Officials say they had no choice but to warn the public.
"This new challenge comes as a result of technology, and at face value, nothing really inherently dangerous, just your cell phone or your Blackberry. Let's be honest, texting and e-mailing isn't going to go away anytime soon and neither is talking on the phone," said Kristi Lafleur, Illinois Tollway Authority executive director.
January 1, 2011, marked the one-year anniversary of the state law that prohibits sending or reading text messages while driving in Illinois.
The public awareness campaign will include posters, billboards, as well as a website warning drivers about driving while distracted. It's a partnership involving several state agencies and also a trooper who was injured by a distracted driver on February 27 of last year while conducting a traffic stop.
"It's very important because a lot of people were affected," said Illinois State Trooper Starlena Wilson. "My family was affected. I was affected, and I just want people to know that when you are behind the wheel, you should pay attention to driving only. The text message can wait."
The February 27, 2010 accident left Wilson with a fractured leg, a broken hip and other serious injuries. After nearly a year of recovery, she's back on the job in an administrative role as several Illinois agencies band launch an effort to increase awareness about the dangers of texting while driving.
"Not only is it dangerous, but it's not illegal in the state of Illinois," said Lafleur.
Campaign officials hope to especially target the 40 percent of Tollway drivers. A recent online survey showed did not know texting while driving was against the law in Illinois.

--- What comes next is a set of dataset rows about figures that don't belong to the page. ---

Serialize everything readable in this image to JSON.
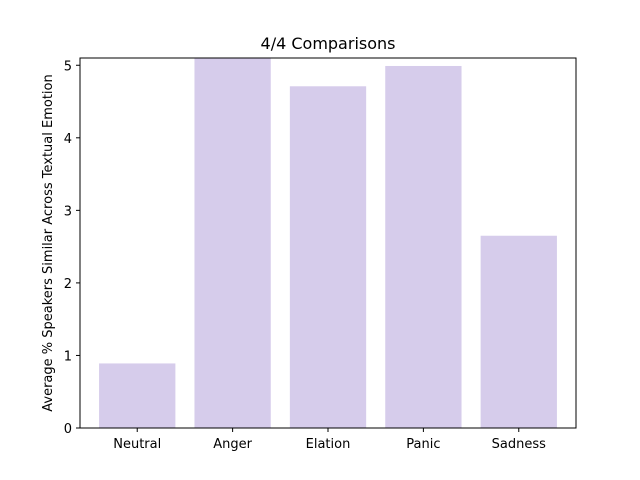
{
  "chart_data": {
    "type": "bar",
    "title": "4/4 Comparisons",
    "xlabel": "",
    "ylabel": "Average % Speakers Similar Across Textual Emotion",
    "categories": [
      "Neutral",
      "Anger",
      "Elation",
      "Panic",
      "Sadness"
    ],
    "values": [
      0.89,
      5.1,
      4.71,
      4.99,
      2.65
    ],
    "ylim": [
      0,
      5.1
    ],
    "yticks": [
      0,
      1,
      2,
      3,
      4,
      5
    ],
    "grid": false,
    "bar_color": "#d6cceb"
  }
}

"They're thinking about what they are going to say. They're concerned about their sentence structure and their spelling and then they have the keys. The question is who's driving the car? No one," said Jesse White, Illinois Secretary of State.
Preliminary data in Illinois indicates that in the first half of 2010 alone cell phone distractions including texting were the primary or secondary cause of more than 500 vehicle crashes. In 2009, cell phone distractions caused nearly 1,300 accidents. That's an increase of more than 9 percent over 2008.

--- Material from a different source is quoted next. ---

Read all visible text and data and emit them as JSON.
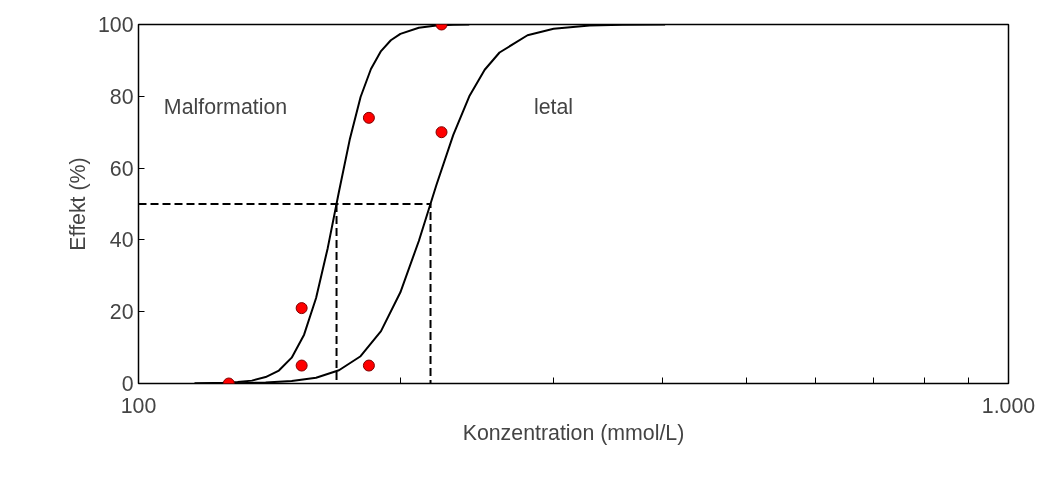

"Out there on the roadway, it takes your mind off of the road, your hands off the wheel and your eyes off of driving," said Beth Mosher, AAA Chicago.

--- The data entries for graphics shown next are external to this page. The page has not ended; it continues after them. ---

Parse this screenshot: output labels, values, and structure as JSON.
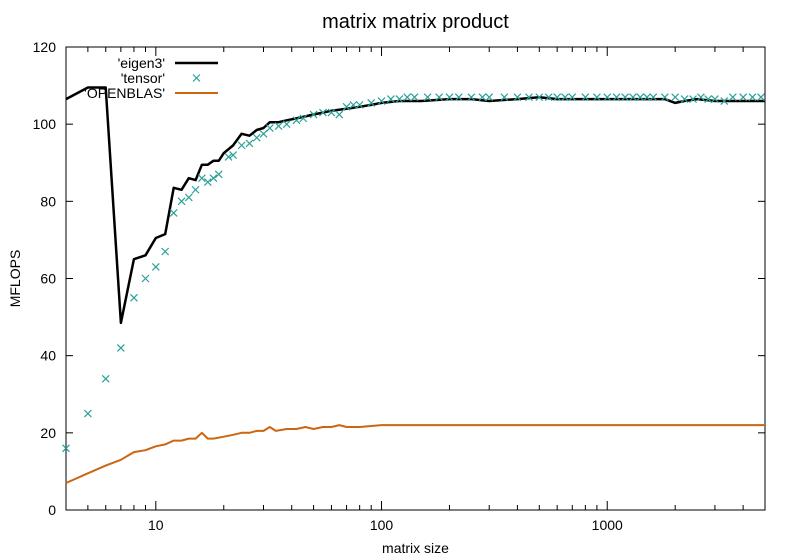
{
  "chart_data": {
    "type": "line",
    "title": "matrix matrix product",
    "xlabel": "matrix size",
    "ylabel": "MFLOPS",
    "xscale": "log",
    "xlim": [
      4,
      5000
    ],
    "ylim": [
      0,
      120
    ],
    "x_ticks": [
      10,
      100,
      1000
    ],
    "x_tick_labels": [
      "10",
      "100",
      "1000"
    ],
    "y_ticks": [
      0,
      20,
      40,
      60,
      80,
      100,
      120
    ],
    "y_tick_labels": [
      "0",
      "20",
      "40",
      "60",
      "80",
      "100",
      "120"
    ],
    "grid": false,
    "legend_position": "top-left",
    "series": [
      {
        "name": "'eigen3'",
        "style": "line",
        "color": "#000000",
        "points": [
          [
            4,
            106.5
          ],
          [
            5,
            109.5
          ],
          [
            6,
            109.5
          ],
          [
            7,
            48.5
          ],
          [
            8,
            65
          ],
          [
            9,
            66
          ],
          [
            10,
            70.5
          ],
          [
            11,
            71.5
          ],
          [
            12,
            83.5
          ],
          [
            13,
            83
          ],
          [
            14,
            86
          ],
          [
            15,
            85.5
          ],
          [
            16,
            89.5
          ],
          [
            17,
            89.5
          ],
          [
            18,
            90.5
          ],
          [
            19,
            90.5
          ],
          [
            20,
            92.5
          ],
          [
            22,
            94.5
          ],
          [
            24,
            97.5
          ],
          [
            26,
            97
          ],
          [
            28,
            98.5
          ],
          [
            30,
            99
          ],
          [
            32,
            100.5
          ],
          [
            35,
            100.5
          ],
          [
            38,
            101
          ],
          [
            42,
            101.5
          ],
          [
            46,
            102
          ],
          [
            50,
            102.5
          ],
          [
            55,
            103
          ],
          [
            60,
            103.5
          ],
          [
            70,
            104
          ],
          [
            80,
            104.5
          ],
          [
            90,
            105
          ],
          [
            100,
            105.5
          ],
          [
            120,
            106
          ],
          [
            150,
            106
          ],
          [
            200,
            106.5
          ],
          [
            250,
            106.5
          ],
          [
            300,
            106
          ],
          [
            400,
            106.5
          ],
          [
            500,
            107
          ],
          [
            600,
            106.5
          ],
          [
            800,
            106.5
          ],
          [
            1000,
            106.5
          ],
          [
            1200,
            106.5
          ],
          [
            1500,
            106.5
          ],
          [
            1800,
            106.5
          ],
          [
            2000,
            105.5
          ],
          [
            2200,
            106
          ],
          [
            2500,
            106.5
          ],
          [
            3000,
            106
          ],
          [
            3500,
            106
          ],
          [
            4000,
            106
          ],
          [
            5000,
            106
          ]
        ]
      },
      {
        "name": "'tensor'",
        "style": "markers",
        "marker": "x",
        "color": "#2aa198",
        "points": [
          [
            4,
            16
          ],
          [
            5,
            25
          ],
          [
            6,
            34
          ],
          [
            7,
            42
          ],
          [
            8,
            55
          ],
          [
            9,
            60
          ],
          [
            10,
            63
          ],
          [
            11,
            67
          ],
          [
            12,
            77
          ],
          [
            13,
            80
          ],
          [
            14,
            81
          ],
          [
            15,
            83
          ],
          [
            16,
            86
          ],
          [
            17,
            85
          ],
          [
            18,
            86
          ],
          [
            19,
            87
          ],
          [
            21,
            91.5
          ],
          [
            22,
            92
          ],
          [
            24,
            94.5
          ],
          [
            26,
            95
          ],
          [
            28,
            96.5
          ],
          [
            30,
            97.5
          ],
          [
            32,
            99
          ],
          [
            35,
            99.5
          ],
          [
            38,
            100
          ],
          [
            42,
            101
          ],
          [
            45,
            101.5
          ],
          [
            50,
            102.5
          ],
          [
            55,
            103
          ],
          [
            60,
            103
          ],
          [
            65,
            102.5
          ],
          [
            70,
            104.5
          ],
          [
            75,
            105
          ],
          [
            80,
            105
          ],
          [
            90,
            105.5
          ],
          [
            100,
            106
          ],
          [
            110,
            106.5
          ],
          [
            120,
            106.5
          ],
          [
            130,
            107
          ],
          [
            140,
            107
          ],
          [
            160,
            107
          ],
          [
            180,
            107
          ],
          [
            200,
            107
          ],
          [
            220,
            107
          ],
          [
            250,
            107
          ],
          [
            280,
            107
          ],
          [
            300,
            107
          ],
          [
            350,
            107
          ],
          [
            400,
            107
          ],
          [
            450,
            107
          ],
          [
            500,
            107
          ],
          [
            550,
            107
          ],
          [
            600,
            107
          ],
          [
            650,
            107
          ],
          [
            700,
            107
          ],
          [
            800,
            107
          ],
          [
            900,
            107
          ],
          [
            1000,
            107
          ],
          [
            1100,
            107
          ],
          [
            1200,
            107
          ],
          [
            1300,
            107
          ],
          [
            1400,
            107
          ],
          [
            1500,
            107
          ],
          [
            1600,
            107
          ],
          [
            1800,
            107
          ],
          [
            2000,
            107
          ],
          [
            2200,
            106.5
          ],
          [
            2400,
            106.5
          ],
          [
            2600,
            107
          ],
          [
            2800,
            106.5
          ],
          [
            3000,
            106.5
          ],
          [
            3300,
            106
          ],
          [
            3600,
            107
          ],
          [
            4000,
            107
          ],
          [
            4400,
            107
          ],
          [
            4800,
            107
          ]
        ]
      },
      {
        "name": "'OPENBLAS'",
        "style": "line",
        "color": "#cc6611",
        "points": [
          [
            4,
            7
          ],
          [
            5,
            9.5
          ],
          [
            6,
            11.5
          ],
          [
            7,
            13
          ],
          [
            8,
            15
          ],
          [
            9,
            15.5
          ],
          [
            10,
            16.5
          ],
          [
            11,
            17
          ],
          [
            12,
            18
          ],
          [
            13,
            18
          ],
          [
            14,
            18.5
          ],
          [
            15,
            18.5
          ],
          [
            16,
            20
          ],
          [
            17,
            18.5
          ],
          [
            18,
            18.5
          ],
          [
            20,
            19
          ],
          [
            22,
            19.5
          ],
          [
            24,
            20
          ],
          [
            26,
            20
          ],
          [
            28,
            20.5
          ],
          [
            30,
            20.5
          ],
          [
            32,
            21.5
          ],
          [
            34,
            20.5
          ],
          [
            38,
            21
          ],
          [
            42,
            21
          ],
          [
            46,
            21.5
          ],
          [
            50,
            21
          ],
          [
            55,
            21.5
          ],
          [
            60,
            21.5
          ],
          [
            65,
            22
          ],
          [
            70,
            21.5
          ],
          [
            80,
            21.5
          ],
          [
            100,
            22
          ],
          [
            120,
            22
          ],
          [
            150,
            22
          ],
          [
            200,
            22
          ],
          [
            250,
            22
          ],
          [
            300,
            22
          ],
          [
            400,
            22
          ],
          [
            500,
            22
          ],
          [
            600,
            22
          ],
          [
            800,
            22
          ],
          [
            1000,
            22
          ],
          [
            1500,
            22
          ],
          [
            2000,
            22
          ],
          [
            3000,
            22
          ],
          [
            4000,
            22
          ],
          [
            5000,
            22
          ]
        ]
      }
    ]
  }
}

While the public awareness campaign features a website along with posters at tollbooth, oases, and rest stops, Trooper Wilson hopes to be a living example distracted motorists will heed.
"When you are behind the wheel to pay attention to driving. The text message can wait," said Wilson.
Wilson says she would like to eventually return to field work, but doesn't know when they might be. The driver who struck her was convicted of aggravated reckless driving and sentenced to six months in prison.